Developers need to consider several factors

  • Language understanding and generation: An important consideration is how well a model comprehends and how it generates language. This capability determines the chatbot’s effectiveness in interpreting user inputs and producing coherent responses that would impact the user experience.

  • Computational resources: The computational demands of different models vary a lot. While a developer might be able to train a 7 billion parameter Llama model on a PC, a 180 billion parameter Falcon model would need multiple powerful graphics processing units (GPU) to be able to train. This distinction highlights the practical considerations that developers need to account for balancing between a model’s capabilities and the available computational infrastructure.

  • Definitions: The following factors play a crucial role in understanding and optimizing a model’s performance:

    • Parameters: These refer to the number of trainable weights in a model, which is different from the size of the vocabulary or tokens that a model was trained on.

    • Trainable weights: These are the components within the neural network that are optimized through learning from data, allowing the model to make accurate predictions by calculating the loss function of a model: the predictive value minus the actual value.

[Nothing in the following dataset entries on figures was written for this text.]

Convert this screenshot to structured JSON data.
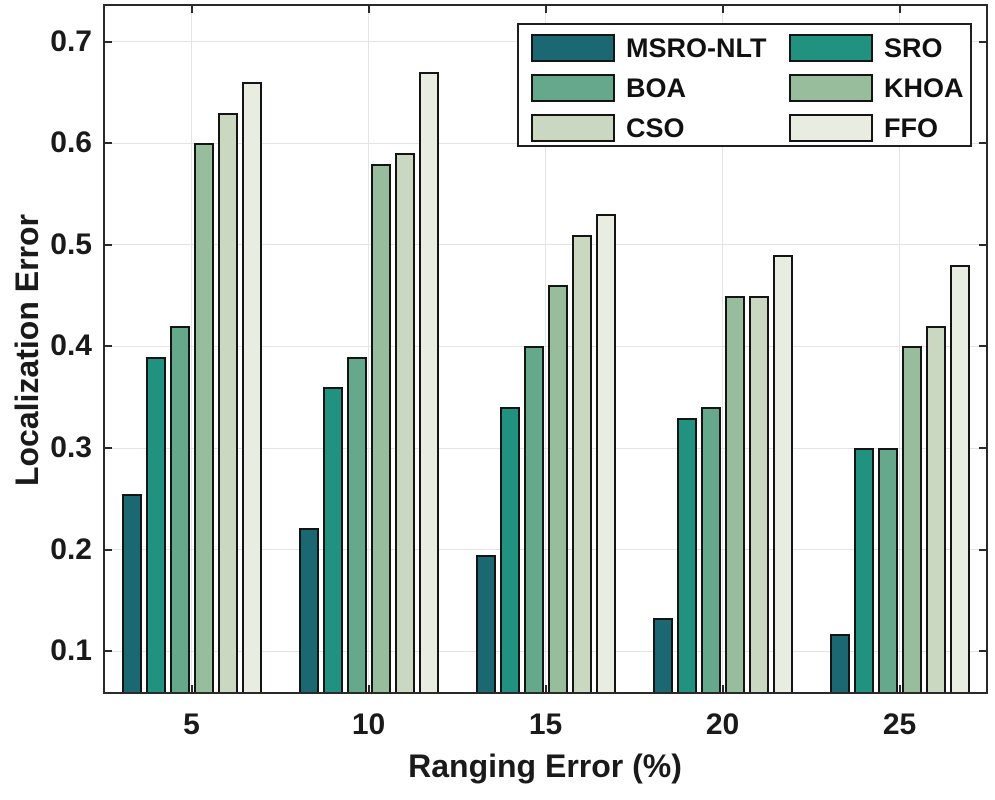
{
  "chart_data": {
    "type": "bar",
    "title": "",
    "xlabel": "Ranging Error (%)",
    "ylabel": "Localization Error",
    "categories": [
      "5",
      "10",
      "15",
      "20",
      "25"
    ],
    "series": [
      {
        "name": "MSRO-NLT",
        "color": "#1b6872",
        "values": [
          0.255,
          0.221,
          0.195,
          0.133,
          0.117
        ]
      },
      {
        "name": "SRO",
        "color": "#219180",
        "values": [
          0.39,
          0.36,
          0.34,
          0.33,
          0.3
        ]
      },
      {
        "name": "BOA",
        "color": "#65a88b",
        "values": [
          0.42,
          0.39,
          0.4,
          0.34,
          0.3
        ]
      },
      {
        "name": "KHOA",
        "color": "#98bd9d",
        "values": [
          0.6,
          0.58,
          0.46,
          0.45,
          0.4
        ]
      },
      {
        "name": "CSO",
        "color": "#cbd8c1",
        "values": [
          0.63,
          0.59,
          0.51,
          0.45,
          0.42
        ]
      },
      {
        "name": "FFO",
        "color": "#e9ece0",
        "values": [
          0.66,
          0.67,
          0.53,
          0.49,
          0.48
        ]
      }
    ],
    "yticks": [
      "0.1",
      "0.2",
      "0.3",
      "0.4",
      "0.5",
      "0.6",
      "0.7"
    ],
    "ylim": [
      0.058,
      0.737
    ],
    "grid": true,
    "legend_position": "top-right",
    "legend_columns": 2,
    "legend_order_rows": [
      [
        "MSRO-NLT",
        "SRO"
      ],
      [
        "BOA",
        "KHOA"
      ],
      [
        "CSO",
        "FFO"
      ]
    ]
  },
  "colors": {
    "axis": "#2a2a2a",
    "grid": "#e4e4e4",
    "text": "#1a1a1a",
    "bar_edge": "#141414",
    "background": "#ffffff"
  }
}
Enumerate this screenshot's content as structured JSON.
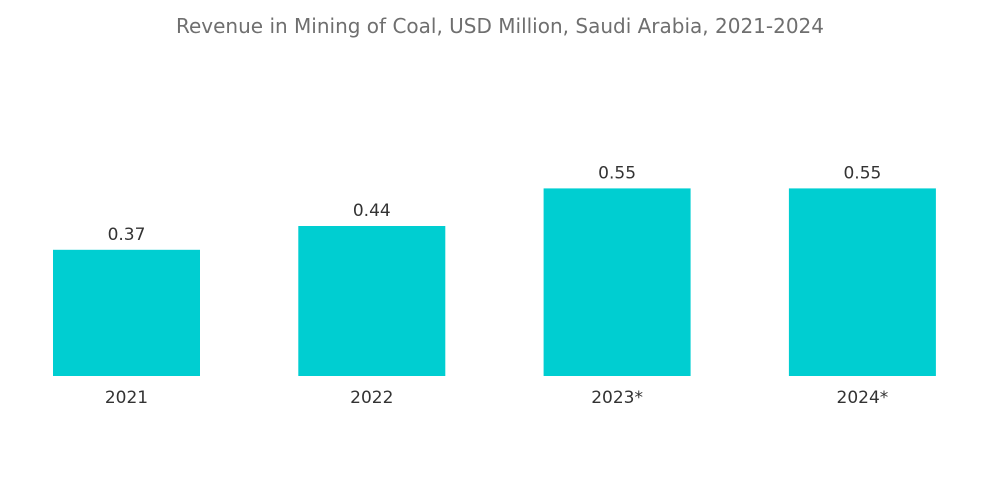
{
  "chart_data": {
    "type": "bar",
    "title": "Revenue in Mining of Coal, USD Million, Saudi Arabia, 2021-2024",
    "categories": [
      "2021",
      "2022",
      "2023*",
      "2024*"
    ],
    "values": [
      0.37,
      0.44,
      0.55,
      0.55
    ],
    "value_labels": [
      "0.37",
      "0.44",
      "0.55",
      "0.55"
    ],
    "xlabel": "",
    "ylabel": "",
    "ylim": [
      0,
      0.6
    ],
    "grid": false,
    "legend": "none",
    "colors": {
      "bar": "#00CED1",
      "title": "#6f6f6f",
      "text": "#333333"
    }
  }
}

    • Loss function of a model: This is a mathematical formula that measures the difference between the model’s predicted output and the actual target values for a set of data. It quantifies the model’s error or loss, providing a metric to evaluate how well the model is performing.

Deploying the chatbot in a real-world scenario

The objective or final step of any LLM is to deploy the chatbot in a real-world scenario, making it accessible to users through an online platform, such as a website, mobile app, or social media channel. The deployment involves integrating the chatbot with the existing infrastructure or creating a new one, ensuring it can handle multiple user queries in real time. This stage requires setting up monitoring and logging systems to track the chatbot’s performance, identifying any issues, and collecting user feedback for continuous improvement. After deployment, ongoing maintenance is essential for updating or augmenting the model with new data to enhance its responses, and to adapt to new changes in user behavior or in new incoming data. Deploying a chatbot successfully requires careful planning, robust infrastructure, and a commitment to continuous learning and adaptation.

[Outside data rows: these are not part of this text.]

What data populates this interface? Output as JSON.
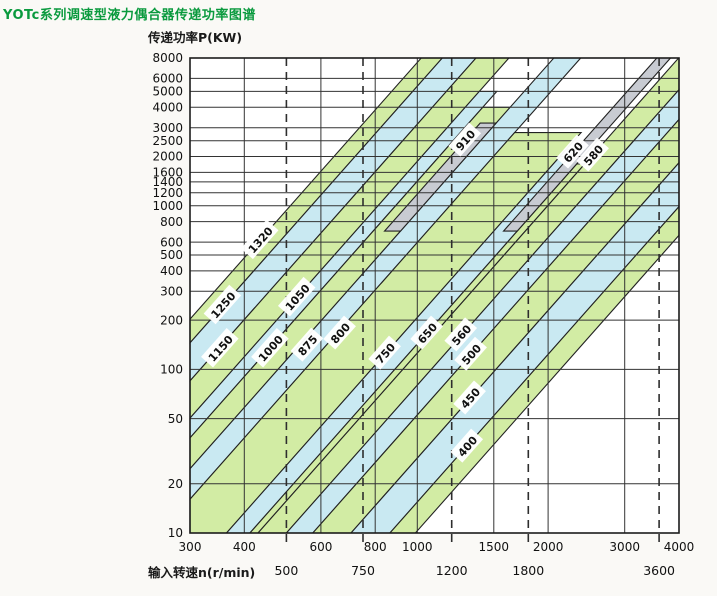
{
  "page_title": "YOTc系列调速型液力偶合器传递功率图谱",
  "chart_data": {
    "type": "area",
    "title": "YOTc系列调速型液力偶合器传递功率图谱",
    "xlabel": "输入转速n(r/min)",
    "ylabel": "传递功率P(KW)",
    "x_axis": {
      "min": 300,
      "max": 4000,
      "scale": "log",
      "ticks_major": [
        300,
        400,
        600,
        800,
        1000,
        1500,
        2000,
        3000,
        4000
      ],
      "ticks_dashed": [
        500,
        750,
        1200,
        1800,
        3600
      ]
    },
    "y_axis": {
      "min": 10,
      "max": 8000,
      "scale": "log",
      "ticks": [
        8000,
        6000,
        5000,
        4000,
        3000,
        2500,
        2000,
        1600,
        1400,
        1200,
        1000,
        800,
        600,
        500,
        400,
        300,
        200,
        100,
        50,
        20,
        10
      ]
    },
    "grid": true,
    "band_slope_exponent": 3,
    "legend_note": "each diagonal band = one coupling size; P = 10*(n/n10)^3 between n10_from and n10_to",
    "bands": [
      {
        "model": "1320",
        "color": "green",
        "n10_from": 110,
        "n10_to": 123,
        "min_kw": 10,
        "max_kw": 8000,
        "label_at": [
          435,
          620
        ]
      },
      {
        "model": "1250",
        "color": "blue",
        "n10_from": 123,
        "n10_to": 147,
        "min_kw": 10,
        "max_kw": 8000,
        "label_at": [
          357,
          248
        ]
      },
      {
        "model": "1150",
        "color": "green",
        "n10_from": 147,
        "n10_to": 175,
        "min_kw": 10,
        "max_kw": 8000,
        "label_at": [
          352,
          135
        ]
      },
      {
        "model": "1050",
        "color": "blue",
        "n10_from": 175,
        "n10_to": 192,
        "min_kw": 10,
        "max_kw": 5000,
        "label_at": [
          529,
          277
        ]
      },
      {
        "model": "1000",
        "color": "green",
        "n10_from": 192,
        "n10_to": 222,
        "min_kw": 10,
        "max_kw": 4000,
        "label_at": [
          459,
          135
        ]
      },
      {
        "model": "875",
        "color": "blue",
        "n10_from": 222,
        "n10_to": 256,
        "min_kw": 10,
        "max_kw": 8000,
        "label_at": [
          558,
          141
        ]
      },
      {
        "model": "800",
        "color": "green",
        "n10_from": 256,
        "n10_to": 364,
        "min_kw": 10,
        "max_kw": 2800,
        "label_at": [
          664,
          167
        ]
      },
      {
        "model": "750",
        "color": "blue",
        "n10_from": 364,
        "n10_to": 412,
        "min_kw": 10,
        "max_kw": 2200,
        "label_at": [
          843,
          126
        ]
      },
      {
        "model": "650",
        "color": "green",
        "n10_from": 412,
        "n10_to": 430,
        "min_kw": 10,
        "max_kw": 1800,
        "label_at": [
          1053,
          167
        ]
      },
      {
        "model": "580",
        "color": "green",
        "n10_from": 430,
        "n10_to": 500,
        "min_kw": 10,
        "max_kw": 8000,
        "label_at": [
          2536,
          2046
        ]
      },
      {
        "model": "560",
        "color": "blue",
        "n10_from": 500,
        "n10_to": 575,
        "min_kw": 10,
        "max_kw": 8000,
        "label_at": [
          1261,
          163
        ]
      },
      {
        "model": "500",
        "color": "green",
        "n10_from": 575,
        "n10_to": 704,
        "min_kw": 10,
        "max_kw": 8000,
        "label_at": [
          1329,
          124
        ]
      },
      {
        "model": "450",
        "color": "blue",
        "n10_from": 704,
        "n10_to": 865,
        "min_kw": 10,
        "max_kw": 8000,
        "label_at": [
          1322,
          67
        ]
      },
      {
        "model": "400",
        "color": "green",
        "n10_from": 865,
        "n10_to": 990,
        "min_kw": 10,
        "max_kw": 8000,
        "label_at": [
          1302,
          34
        ]
      },
      {
        "model": "910",
        "color": "gray",
        "n10_from": 204,
        "n10_to": 222,
        "min_kw": 700,
        "max_kw": 3200,
        "label_at": [
          1288,
          2525
        ]
      },
      {
        "model": "620",
        "color": "gray",
        "n10_from": 383,
        "n10_to": 412,
        "min_kw": 700,
        "max_kw": 8000,
        "label_at": [
          2279,
          2133
        ]
      }
    ],
    "colors": {
      "band_green": "#d2ecA4",
      "band_blue": "#c9e9f2",
      "band_gray": "#c8cbd2",
      "band_line": "#222222",
      "grid_line": "#333333",
      "title_green": "#0a9a3e",
      "plot_bg": "#ffffff",
      "page_bg": "#faf9f6"
    }
  }
}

Our case study outlines the comprehensive process of leveraging transformer models to develop and deploy a chatbot. From choosing the right model and fine-tuning it with domain-specific data to deploying and maintaining the chatbot in a real-world environment, each step is essential for creating a responsive, efficient, and user-friendly chatbot that meets the specific needs of its intended target audience.

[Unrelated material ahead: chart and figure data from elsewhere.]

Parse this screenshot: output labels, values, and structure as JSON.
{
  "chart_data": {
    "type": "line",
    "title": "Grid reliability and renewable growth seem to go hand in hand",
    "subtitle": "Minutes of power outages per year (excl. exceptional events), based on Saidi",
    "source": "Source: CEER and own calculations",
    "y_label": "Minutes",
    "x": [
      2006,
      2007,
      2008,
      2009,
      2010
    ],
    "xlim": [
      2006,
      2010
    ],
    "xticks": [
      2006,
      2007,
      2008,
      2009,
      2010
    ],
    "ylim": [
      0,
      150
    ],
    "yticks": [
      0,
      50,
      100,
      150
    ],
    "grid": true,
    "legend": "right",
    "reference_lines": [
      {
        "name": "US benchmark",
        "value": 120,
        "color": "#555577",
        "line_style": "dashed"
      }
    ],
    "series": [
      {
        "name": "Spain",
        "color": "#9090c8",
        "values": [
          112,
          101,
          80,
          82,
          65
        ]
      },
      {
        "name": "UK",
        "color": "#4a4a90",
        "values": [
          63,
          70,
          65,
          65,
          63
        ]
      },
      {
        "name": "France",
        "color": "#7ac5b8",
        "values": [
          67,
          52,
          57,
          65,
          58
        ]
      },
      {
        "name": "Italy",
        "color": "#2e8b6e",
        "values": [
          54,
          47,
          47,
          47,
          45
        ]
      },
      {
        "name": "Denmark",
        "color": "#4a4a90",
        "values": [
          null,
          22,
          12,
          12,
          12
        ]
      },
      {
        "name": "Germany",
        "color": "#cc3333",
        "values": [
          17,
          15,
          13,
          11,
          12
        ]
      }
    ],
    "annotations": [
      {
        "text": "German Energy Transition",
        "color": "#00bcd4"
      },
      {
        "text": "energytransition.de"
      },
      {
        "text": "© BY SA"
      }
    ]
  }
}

Note: Please be mindful that the LLMs utilized in all the notebooks in the following lessons are hosted on the Hugging Face platform, which updates and manages its model repository. On very rare occasions, specific models might be taken down for various reasons such as for policy changes by model contributors. If you encounter an error indicating that a model is not available, then please visit the Hugging Face Model Hub at https://huggingface.co/models and look for an alternative model that suits the same task at hand, and then replace that existing unavailable model

In addition, The examples and outputs generated from the LLM models in all the following lessons are produced using basic language models, which, while generally accurate, may sometimes repeat information or produce less nuanced content.